Morrisons the picture of confusion

Have your say

From: MJ Wadley, Olive Grove, Harrogate.

THE article by Martin Ackroyd on Morrisons failing to learn lessons (The Yorkshire Post, June 14) got my whole attention, and particularly with the sentence “the biggest crime a retailer can commit is to be ‘out of stock’ of an item that a customer has a reasonable expectation of being available”. It is still happening.

Quite some months ago, I needed to replace my electric kettle.

In my local Morrisons supermarket was a photograph, approximately 18ins by 18 ins, depicting an electric toaster and electric kettle, suggesting they might be on offer as a pair.

The kettle caught my eye. It was exactly the model I was looking for, because of the basic clear layout of its control panel. I couldn’t see one on display, so I got the attention of a member of staff only to be told they hadn’t got one.

On my next visit, I was told by a different member of staff that they didn’t stock it.

I thought this over, and on my next visit, I made contact with the store manager.

He confirmed that they did not stock that model of kettle, I then asked why it was advertised in his store. He explained that it was to inform the customer that electric kettles and electric toasters are available in store. I muttered something like “how confusing”.

I informed head office who stated that the photograph had been removed. It has not, and the situation remains the same, many months later. No wonder Morrisons is losing its grip.

Reliability lost in post

From: Rick Sumner, Cliff Road, Hornsea.

A NUMBER of readers have complained about the deterioration of the postal service. We have had several instances of this. Some weeks ago, I sent an order and a cheque to a firm in South Wales. I have dealt with them quite often and normally my order will arrive in a couple of days. When a week had passed with no word from the firm, I rang them to ask what the delay was. They informed me that they had not received my order. I then visited my bank to cancel the cheque and sent a new one together with my order.

The following morning, I received a call telling me the new order had arrived and would be despatched the following day.

On that day they rang to say that the first letter and cheque had just arrived. It had taken 13 days for a first class letter to travel from East Yorkshire to South Wales.

Shortly after this my wife could not find her credit card statement but was aware that payment was due within a couple of days. They sent her another copy, which she paid promptly. Three days later the original statement arrived.

The third piece of incompetence was this last weekend. On our letter box we have a sticker provided by the police, asking for all items to be pushed inside, which is totally ignored by the postmen. As we were going out very early on the Saturday I stuck a large note above this sticker with an arrow pointing down and a very large word – “Please”. When we arrived home on Saturday evening, there was just one very substantial envelope hanging out of the door. It was clearly marked as being from my bank and contained bank books. The nationalised mail wasn’t perfect but please, please bring it back.

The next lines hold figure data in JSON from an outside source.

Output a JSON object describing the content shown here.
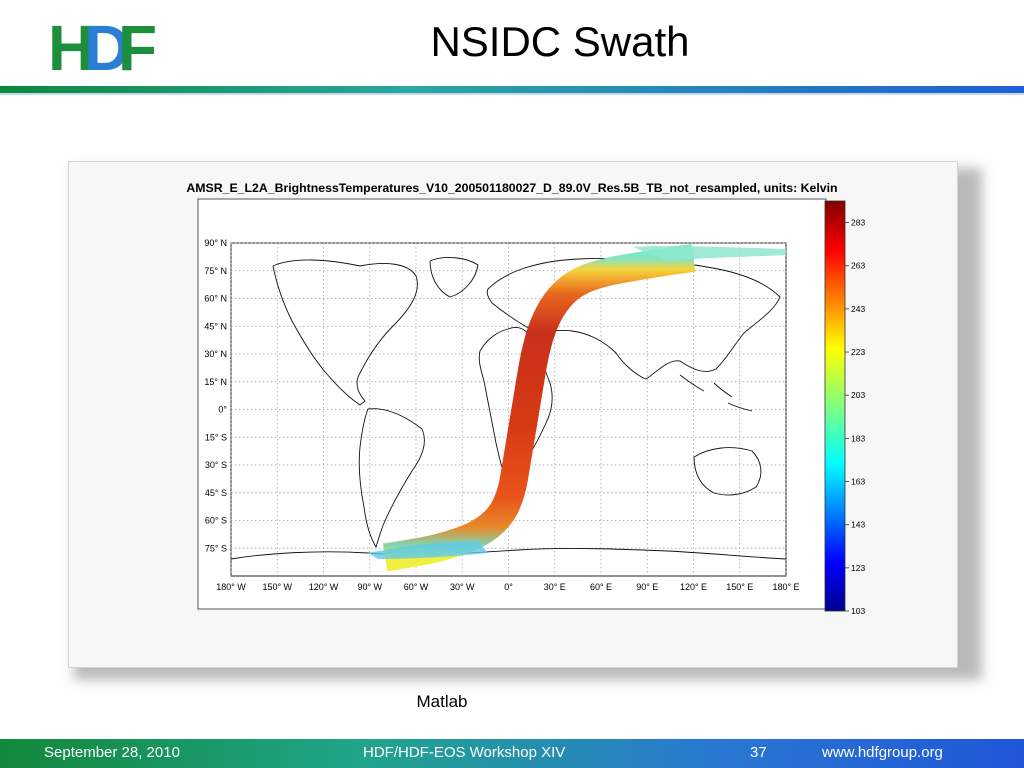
{
  "slide": {
    "title": "NSIDC Swath",
    "caption": "Matlab",
    "logo_text": "HDF"
  },
  "footer": {
    "date": "September 28, 2010",
    "event": "HDF/HDF-EOS Workshop XIV",
    "page": "37",
    "url": "www.hdfgroup.org"
  },
  "chart_data": {
    "type": "heatmap",
    "title": "AMSR_E_L2A_BrightnessTemperatures_V10_200501180027_D_89.0V_Res.5B_TB_not_resampled, units: Kelvin",
    "xlim": [
      -180,
      180
    ],
    "ylim": [
      -90,
      90
    ],
    "grid": true,
    "x_ticks": [
      -180,
      -150,
      -120,
      -90,
      -60,
      -30,
      0,
      30,
      60,
      90,
      120,
      150,
      180
    ],
    "x_tick_labels": [
      "180° W",
      "150° W",
      "120° W",
      "90° W",
      "60° W",
      "30° W",
      "0°",
      "30° E",
      "60° E",
      "90° E",
      "120° E",
      "150° E",
      "180° E"
    ],
    "y_ticks": [
      90,
      75,
      60,
      45,
      30,
      15,
      0,
      -15,
      -30,
      -45,
      -60,
      -75
    ],
    "y_tick_labels": [
      "90° N",
      "75° N",
      "60° N",
      "45° N",
      "30° N",
      "15° N",
      "0°",
      "15° S",
      "30° S",
      "45° S",
      "60° S",
      "75° S"
    ],
    "colorbar": {
      "min": 103,
      "max": 293,
      "ticks": [
        283,
        263,
        243,
        223,
        203,
        183,
        163,
        143,
        123,
        103
      ],
      "colormap": "jet"
    },
    "swath_centerline": [
      {
        "lon": 120,
        "lat": 82
      },
      {
        "lon": 95,
        "lat": 79
      },
      {
        "lon": 60,
        "lat": 74
      },
      {
        "lon": 42,
        "lat": 68
      },
      {
        "lon": 30,
        "lat": 58
      },
      {
        "lon": 22,
        "lat": 45
      },
      {
        "lon": 17,
        "lat": 30
      },
      {
        "lon": 14,
        "lat": 15
      },
      {
        "lon": 11,
        "lat": 0
      },
      {
        "lon": 8,
        "lat": -15
      },
      {
        "lon": 5,
        "lat": -30
      },
      {
        "lon": 2,
        "lat": -45
      },
      {
        "lon": -5,
        "lat": -58
      },
      {
        "lon": -20,
        "lat": -68
      },
      {
        "lon": -45,
        "lat": -75
      },
      {
        "lon": -65,
        "lat": -78
      },
      {
        "lon": -80,
        "lat": -80
      }
    ]
  }
}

Demise of the district nurse

From: S Stow, York.

ENDANGERED district nurses (The Yorkshire Post, June 17) will soon be extinct if York Teaching Hospital NHS Trust have their way.

I have been a District Nursing Sister since 1980, working down south prior to my last 10 years in post locally. As Mike Waites’s article said, and I have first hand knowledge of this, community nurses are “pushed to breaking point”.

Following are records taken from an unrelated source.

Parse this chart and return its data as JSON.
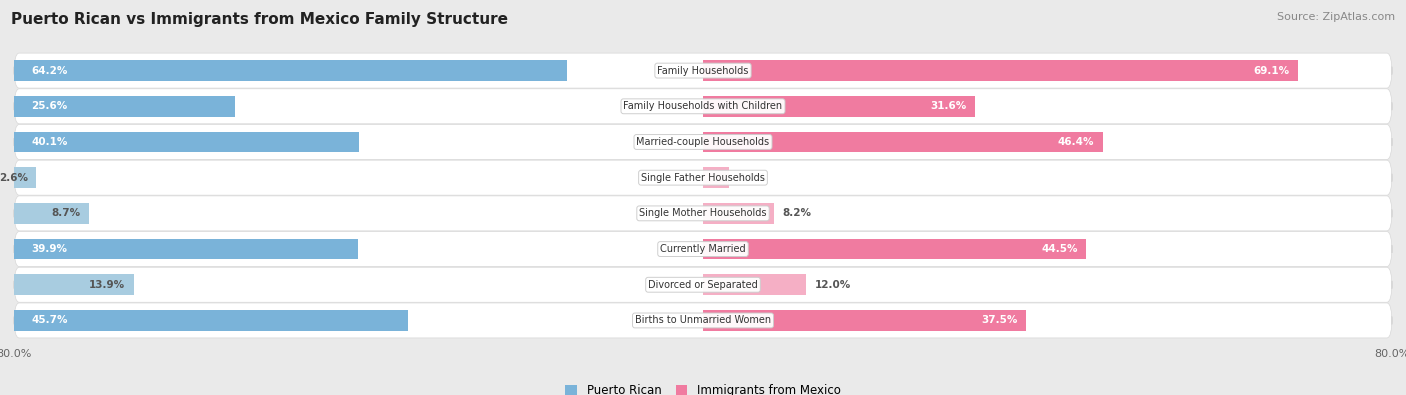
{
  "title": "Puerto Rican vs Immigrants from Mexico Family Structure",
  "source": "Source: ZipAtlas.com",
  "categories": [
    "Family Households",
    "Family Households with Children",
    "Married-couple Households",
    "Single Father Households",
    "Single Mother Households",
    "Currently Married",
    "Divorced or Separated",
    "Births to Unmarried Women"
  ],
  "puerto_rican": [
    64.2,
    25.6,
    40.1,
    2.6,
    8.7,
    39.9,
    13.9,
    45.7
  ],
  "immigrants_mexico": [
    69.1,
    31.6,
    46.4,
    3.0,
    8.2,
    44.5,
    12.0,
    37.5
  ],
  "x_max": 80.0,
  "blue_color": "#7ab3d9",
  "pink_color": "#f07ba0",
  "blue_light": "#a8cce0",
  "pink_light": "#f5afc5",
  "bg_color": "#eaeaea",
  "bar_height": 0.58,
  "legend_blue": "Puerto Rican",
  "legend_pink": "Immigrants from Mexico",
  "title_fontsize": 11,
  "source_fontsize": 8
}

As I am 60 years old, I requested flexi-retirement and a very minor change in my working hours from 18.75 hours per week to 15 hours per week. Alas there is now a policy which states that no senior nurses can work under 20 hours per week.

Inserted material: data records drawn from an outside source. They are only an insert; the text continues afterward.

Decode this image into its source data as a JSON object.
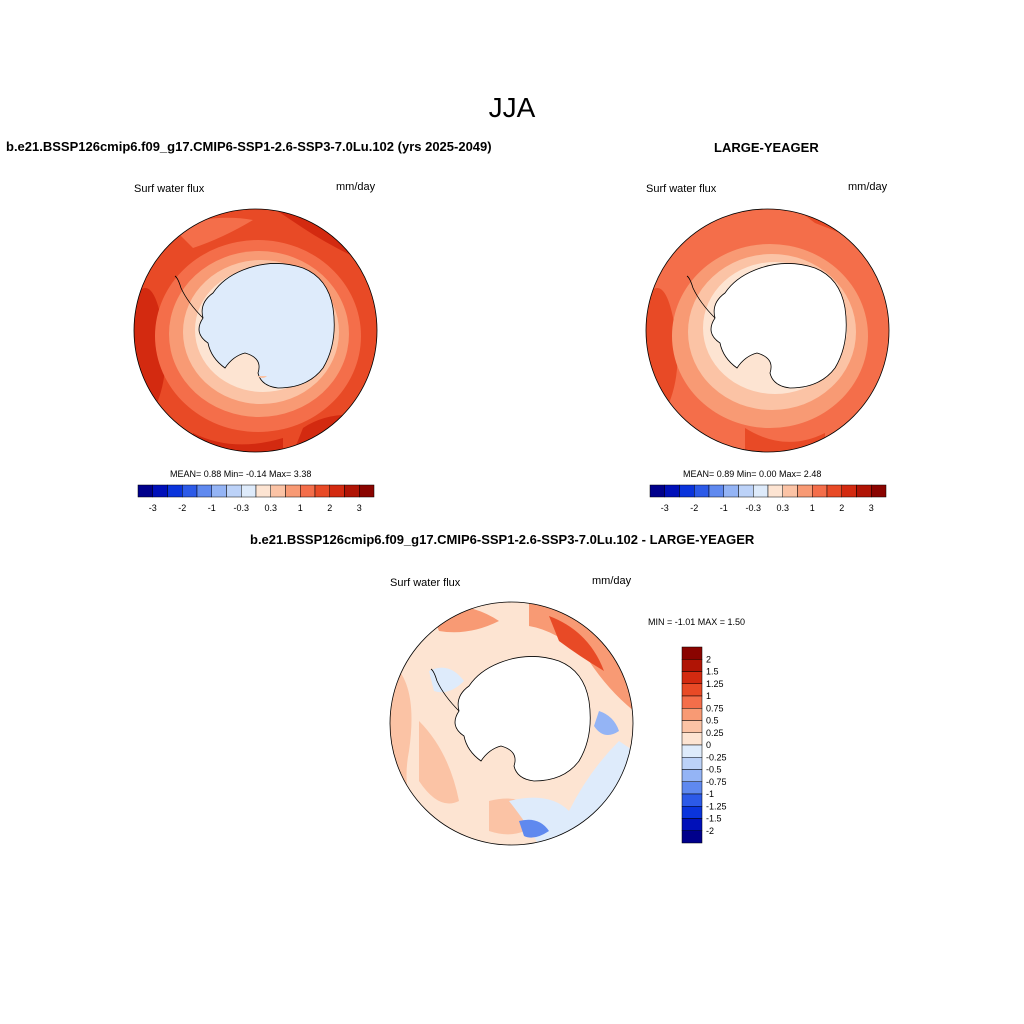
{
  "title": "JJA",
  "panels": [
    {
      "id": "model",
      "heading": "b.e21.BSSP126cmip6.f09_g17.CMIP6-SSP1-2.6-SSP3-7.0Lu.102 (yrs 2025-2049)",
      "variable": "Surf water flux",
      "units": "mm/day",
      "stats": "MEAN=   0.88  Min=  -0.14  Max=   3.38"
    },
    {
      "id": "obs",
      "heading": "LARGE-YEAGER",
      "variable": "Surf water flux",
      "units": "mm/day",
      "stats": "MEAN=   0.89  Min=   0.00  Max=   2.48"
    },
    {
      "id": "diff",
      "heading": "b.e21.BSSP126cmip6.f09_g17.CMIP6-SSP1-2.6-SSP3-7.0Lu.102 - LARGE-YEAGER",
      "variable": "Surf water flux",
      "units": "mm/day",
      "stats": "MIN =  -1.01  MAX =   1.50"
    }
  ],
  "colorbar_horizontal": {
    "colors": [
      "#00008b",
      "#0010b9",
      "#0a34dc",
      "#2c5ae8",
      "#5f89ef",
      "#94b4f5",
      "#bcd2f8",
      "#deebfb",
      "#fde4d2",
      "#fbc3a5",
      "#f89a74",
      "#f46e4a",
      "#e84a26",
      "#d32a10",
      "#b01405",
      "#8a0400"
    ],
    "tick_labels": [
      "-3",
      "-2",
      "-1",
      "-0.3",
      "0.3",
      "1",
      "2",
      "3"
    ]
  },
  "colorbar_vertical": {
    "colors": [
      "#8a0400",
      "#b01405",
      "#d32a10",
      "#e84a26",
      "#f46e4a",
      "#f89a74",
      "#fbc3a5",
      "#fde4d2",
      "#deebfb",
      "#bcd2f8",
      "#94b4f5",
      "#5f89ef",
      "#2c5ae8",
      "#0a34dc",
      "#0010b9",
      "#00008b"
    ],
    "tick_labels": [
      "2",
      "1.5",
      "1.25",
      "1",
      "0.75",
      "0.5",
      "0.25",
      "0",
      "-0.25",
      "-0.5",
      "-0.75",
      "-1",
      "-1.25",
      "-1.5",
      "-2"
    ]
  }
}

It feels like a kick in the teeth after all these years. I love my job and my passion is to keep our palliative patients and patients with long-term conditions at home, avoiding unnecessary, expensive and unwanted admission to hospital.

I am now on my obligatory month off prior to my offer of a staff nurse post starting next month – same job for £13.000 (pro rata) less. Alas, goodbye the district nurse.

Political realities

From: Dennis Johnson, Firbeck Road, Bramham

YOUR correspondent Jack Kinsman (The Yorkshire Post, June 11) has not thought the situation through. David Cameron was not voted into power – by an accident of electoral arithmetic we forced him into a coalition with a party led by a 100 per cent Europhile, Mr Clegg. There is no way the Conservatives can give the country their promised referendum in the present Parliament.

Neither has Mr Cameron said he will take the UK out of the EU if Jean-Claude Junker is elected head of the European Parliament.

Mr Cameron has never hidden his wish to remain in the EU but not under the present terms.

Let’s wait and see what changes he can negotiate.